Ana ficou esperando-o completar a frase, mas ele não o fez. Parecia que ele nunca terminava uma frase direito.
– Você ainda não comunicou à pousada até quando pretende ficar.
– Faço isso hoje.
Ela esperou que ele dissesse algo além disso, mas ele também não informou mais nada. Não queria assumir, mas saber que ele ainda não ia embora lhe causou um certo prazer secreto. Voltou a observar as nuvens carregadas.
– O tempo está fechando rápido. Acho melhor a gente voltar.
– Tá com medo de se molhar? – ele perguntou, travesso.
– Não, – ela deu uma gargalhada curta – é por causa das descargas elétricas.
Lucas olhou para ela, atraído pelo som da gargalhada, e se divertiu internamente com o duplo sentido da conversa, claramente interpretado desta maneira apenas por ele. Tinha se esquecido de como fazer isso, jogar conversa fora, flertar abertamente sem se preocupar com as consequências.
Ana continuava olhando para as ondas, e ele se viu meio fascinado por ela também. Por causa da força das ondas, o cabelo outrora preso agora estava solto, todo emaranhado e cheio de areia, e ele conteve um impulso súbito de desembaraçá-los com a ponta dos dedos. Que pensamento besta!
Pela primeira vez, Ana percebeu o olhar dele sobre si e especulou se ele chegara a olhá-la assim por trás das lentes escuras em algum momento. O pensamento a aqueceu por dentro.
– Você poderia me dar umas aulas... – ele sugeriu de modo displicente, sem tirar os olhos dela.
– O quê?
– É, você poderia me ensinar a surfar.
– Eu não sei se eu sei ensinar alguma coisa – ela estava surpresa com o pedido dele.
– Pensa no assunto, ok?
– Mas você ao menos tem uma prancha?
– Isso é fácil de arrumar.
Ana ficou encarando-o, boquiaberta.

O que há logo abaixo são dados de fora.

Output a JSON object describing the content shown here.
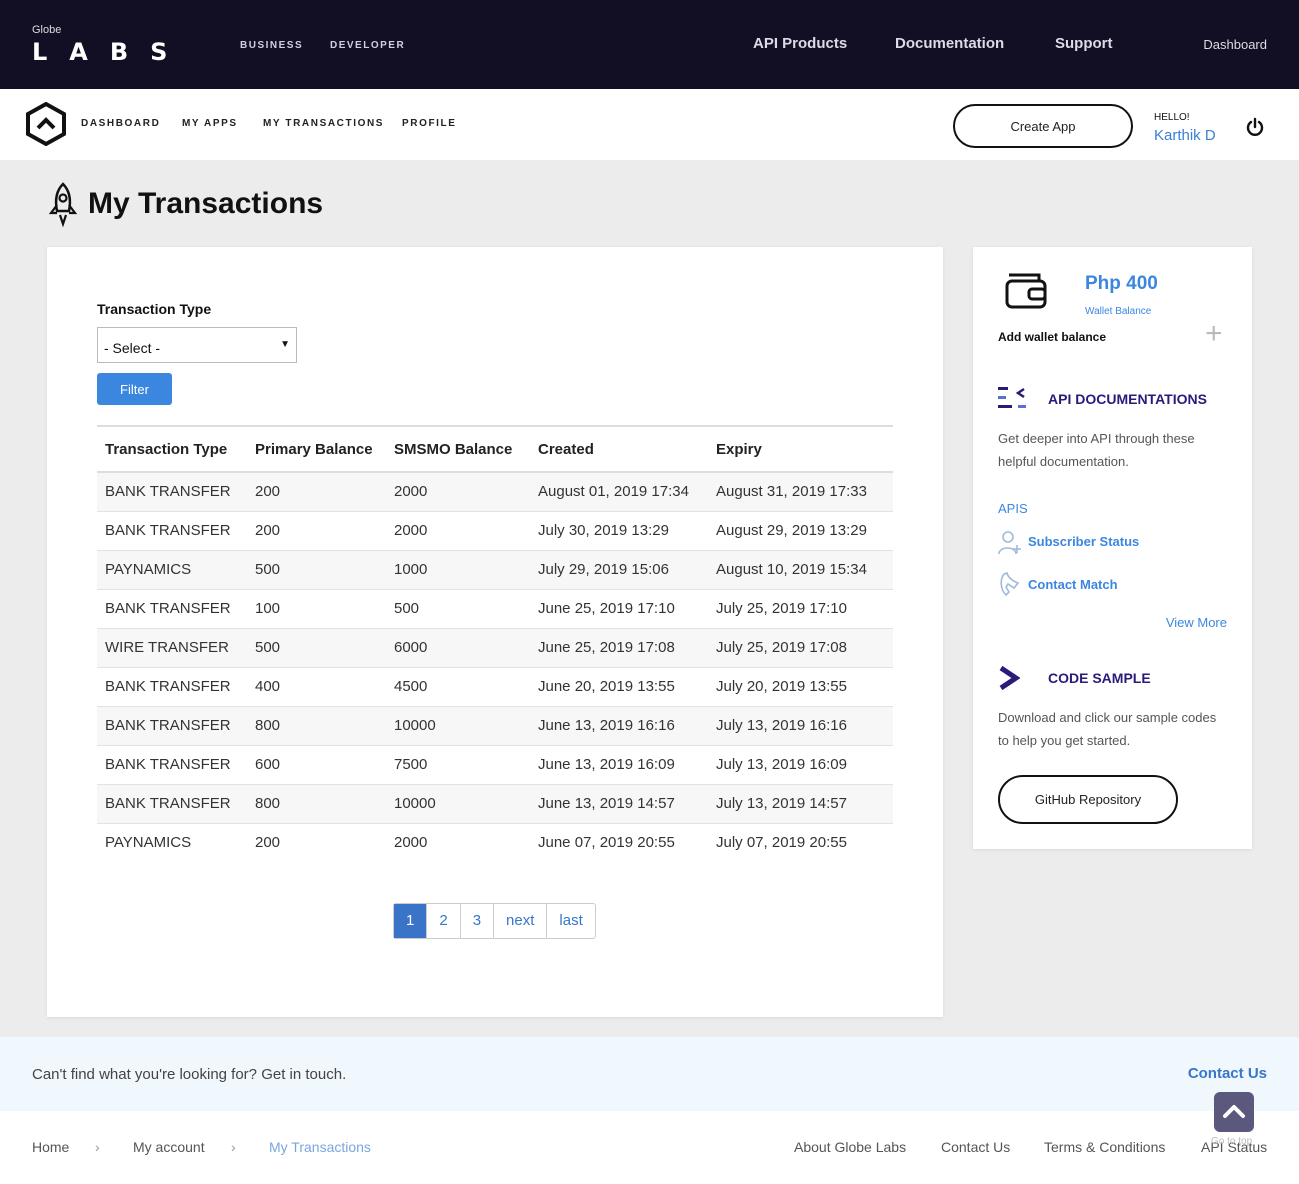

Ele parecia falar sério.
Lucas se pegou mirando os lábios entreabertos, e uma fisgada na virilha o fez se erguer de um salto e se afastar em busca dos tênis que deixara em algum lugar na areia. Quando os encontrou, Ana o viu voltando para a pousada sem se despedir, como quem fugia de uma ameaça desconhecida.